Initially, the proposal called to tear down The Factory to build a pedestrian walkway. The walkway would be part of "Robertson Lane," a project that would include retail stores, restaurants, and 250 hotel rooms. Now, developer Faring Capital says that, instead of demolishing the structure completely, it will move a 140-foot long, two-story section of The Factory to another section at Robertson Boulevard to make room for the walkway, reports WeHoVille. The firm will also restore much of The Factory's facade, replacing the current windows with ones that had been salvaged from the past. Faring Capital will even go as far as commissioning "an oral history project and installations celebrating Studio One and the Factory's significance to the LGBT community," said WeHoVille. These announcements have garnered praise from both the West Hollywood Preservation Alliance (WHPA) and the L.A. Conservancy.

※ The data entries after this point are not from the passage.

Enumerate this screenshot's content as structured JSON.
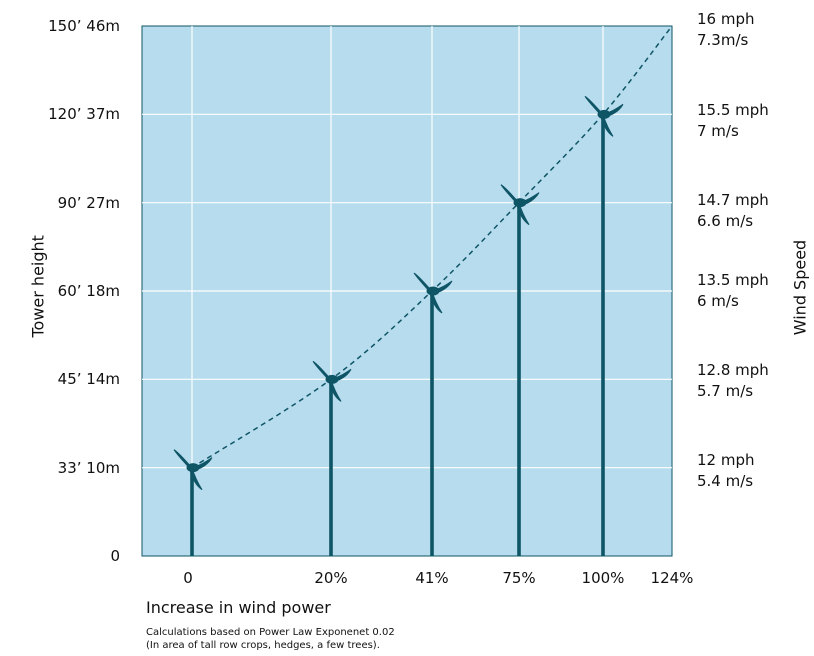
{
  "chart_data": {
    "type": "line",
    "title": "",
    "xlabel": "Increase in wind power",
    "ylabel": "Tower height",
    "y2label": "Wind Speed",
    "yticks": [
      "0",
      "33’ 10m",
      "45’ 14m",
      "60’ 18m",
      "90’ 27m",
      "120’ 37m",
      "150’ 46m"
    ],
    "xticks": [
      "0",
      "20%",
      "41%",
      "75%",
      "100%",
      "124%"
    ],
    "wind_speed_labels": [
      {
        "mph": "16 mph",
        "ms": "7.3m/s"
      },
      {
        "mph": "15.5 mph",
        "ms": "7 m/s"
      },
      {
        "mph": "14.7 mph",
        "ms": "6.6 m/s"
      },
      {
        "mph": "13.5 mph",
        "ms": "6 m/s"
      },
      {
        "mph": "12.8 mph",
        "ms": "5.7 m/s"
      },
      {
        "mph": "12 mph",
        "ms": "5.4 m/s"
      }
    ],
    "points": [
      {
        "x": "0",
        "tower_height_ft": 33
      },
      {
        "x": "20%",
        "tower_height_ft": 45
      },
      {
        "x": "41%",
        "tower_height_ft": 60
      },
      {
        "x": "75%",
        "tower_height_ft": 90
      },
      {
        "x": "100%",
        "tower_height_ft": 120
      },
      {
        "x": "124%",
        "tower_height_ft": 150
      }
    ],
    "turbines_at": [
      "0",
      "20%",
      "41%",
      "75%",
      "100%"
    ],
    "grid": true,
    "colors": {
      "plot_background": "#b6dcee",
      "turbine": "#0e5566",
      "curve": "#0e5566",
      "grid": "#ffffff"
    }
  },
  "footnote": {
    "line1": "Calculations based on Power Law Exponenet 0.02",
    "line2": "(In area of tall row crops, hedges, a few trees)."
  }
}
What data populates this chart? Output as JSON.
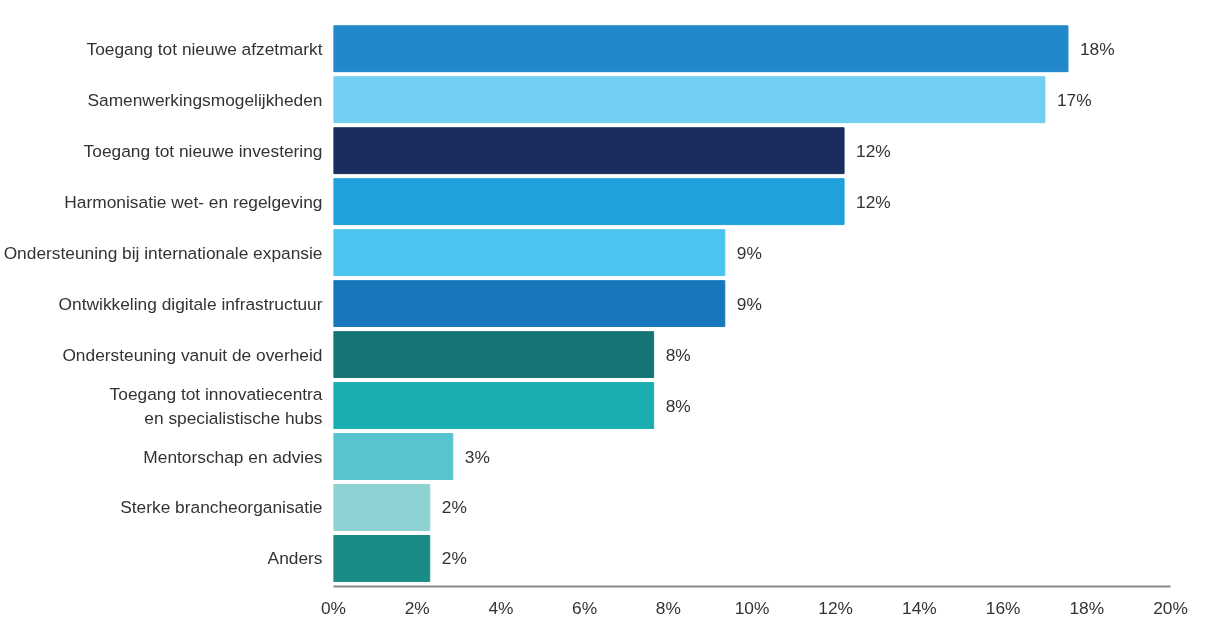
{
  "chart_data": {
    "type": "bar",
    "orientation": "horizontal",
    "categories": [
      "Toegang tot nieuwe afzetmarkt",
      "Samenwerkingsmogelijkheden",
      "Toegang tot nieuwe investering",
      "Harmonisatie wet- en regelgeving",
      "Ondersteuning bij internationale expansie",
      "Ontwikkeling digitale infrastructuur",
      "Ondersteuning vanuit de overheid",
      "Toegang tot innovatiecentra\nen specialistische hubs",
      "Mentorschap en advies",
      "Sterke brancheorganisatie",
      "Anders"
    ],
    "values": [
      17.55,
      17.0,
      12.2,
      12.2,
      9.35,
      9.35,
      7.65,
      7.65,
      2.85,
      2.3,
      2.3
    ],
    "value_labels": [
      "18%",
      "17%",
      "12%",
      "12%",
      "9%",
      "9%",
      "8%",
      "8%",
      "3%",
      "2%",
      "2%"
    ],
    "colors": [
      "#2288cc",
      "#72cff2",
      "#1b2d5e",
      "#1ea1dd",
      "#4cc4ef",
      "#1677bb",
      "#177475",
      "#1aaeb1",
      "#56c5cf",
      "#8dd3d3",
      "#1a8c86"
    ],
    "xlim": [
      0,
      20
    ],
    "xticks": [
      {
        "value": 0,
        "label": "0%"
      },
      {
        "value": 2,
        "label": "2%"
      },
      {
        "value": 4,
        "label": "4%"
      },
      {
        "value": 6,
        "label": "6%"
      },
      {
        "value": 8,
        "label": "8%"
      },
      {
        "value": 10,
        "label": "10%"
      },
      {
        "value": 12,
        "label": "12%"
      },
      {
        "value": 14,
        "label": "14%"
      },
      {
        "value": 16,
        "label": "16%"
      },
      {
        "value": 18,
        "label": "18%"
      },
      {
        "value": 20,
        "label": "20%"
      }
    ],
    "grid": false
  }
}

The building was erected in 1929 to house the Mitchell Camera Corporation, which left its mark on the filmmaking industry by producing the most advanced cameras of its time. When the company moved out, the space was renamed "The Factory" and served as a hang-out spot for celebrities. In 1974, Scott Forbes took over and turned it into Studio One, a gay disco that was "considered by many the place to see and be seen through much of the 1970s and 1980s," according to the L.A. Times. It had a dance floor that could accommodate over 1,000 people, and a backlot theater that saw performances by the likes of Bernadette Peters and Joan Rivers. The club also held one of the first major AIDS fundraisers in the early 80s.
The Factory is far from over. Strength comes in numbers and from community. This will be the first of many unfortunate fights to preserve our heritage. This LGBT community is awake and fighting to save our pride and our history.